LONDRES, 24 août (Reuters) – Les prix du pétrole ont chuté de plus d’un dollar le baril lundi alors que les investisseurs ont pris leurs bénéfices après leurs récents gains et attendent les détails des nouvelles sanctions américaines attendues contre l’Iran, qui pourraient perturber davantage les approvisionnements en provenance du Moyen-Orient.
Les contrats à terme sur le brut Brent étaient en baisse de 1,16 $, ou 1,23 %, à 93,23 $ à 11 h 31 GMT, tandis que le brut américain West Texas Intermediate était en baisse de 85,51 $ le baril, en baisse de 1,55 $, ou 1,78 %.
Les deux contrats ont enregistré une deuxième hausse hebdomadaire consécutive la semaine dernière, en hausse de plus de 5 %, alors que les négociations de paix entre les États-Unis et l’Iran sont au point mort, limitant les expéditions de pétrole par le détroit d’Ormuz, une route qui transportait autrefois un cinquième des approvisionnements mondiaux.
Le secrétaire américain au Trésor, Scott Bessent, doit tenir une conférence de presse à 13 heures. A 17h00 GMT, lundi, le pays a menacé d’imposer « les sanctions les plus sévères de l’histoire » à l’Iran. Le président Donald Trump a également menacé d’imposer des sanctions aux partenaires commerciaux de l’Iran.

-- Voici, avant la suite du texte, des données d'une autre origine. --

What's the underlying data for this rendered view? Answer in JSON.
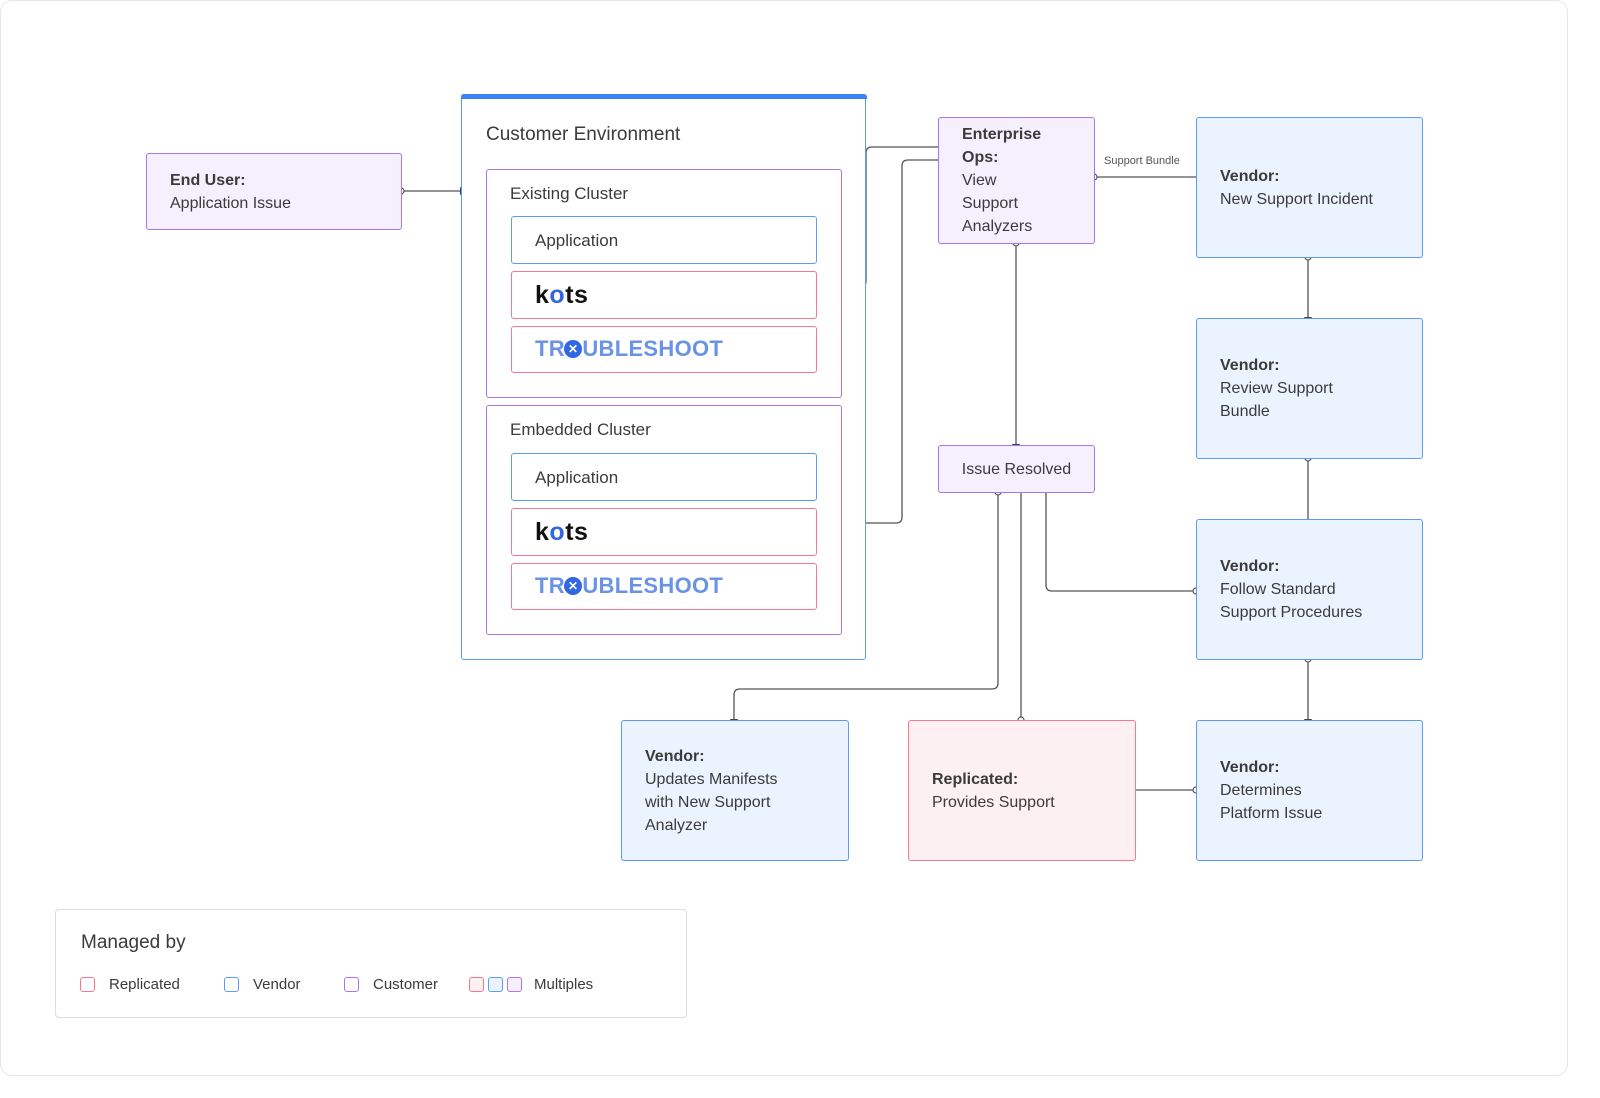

« Si l’embargo promis était lancé, l’offre de pétrole de la région diminuerait », a déclaré Tamas Varga, analyste chez PVM, ajoutant que les États-Unis renforceraient probablement leur blocus naval contre les exportations de pétrole iranien et que l’Iran pourrait riposter par de nouvelles frappes contre les installations pétrolières au Moyen-Orient.
L’Iran a condamné le projet américain d’annoncer de nouvelles sanctions et le président Masoud Pezeshkian a appelé à une solution diplomatique. Le chef de l’armée pakistanaise était en visite à Téhéran lundi pour des pourparlers de médiation, avant l’annonce américaine.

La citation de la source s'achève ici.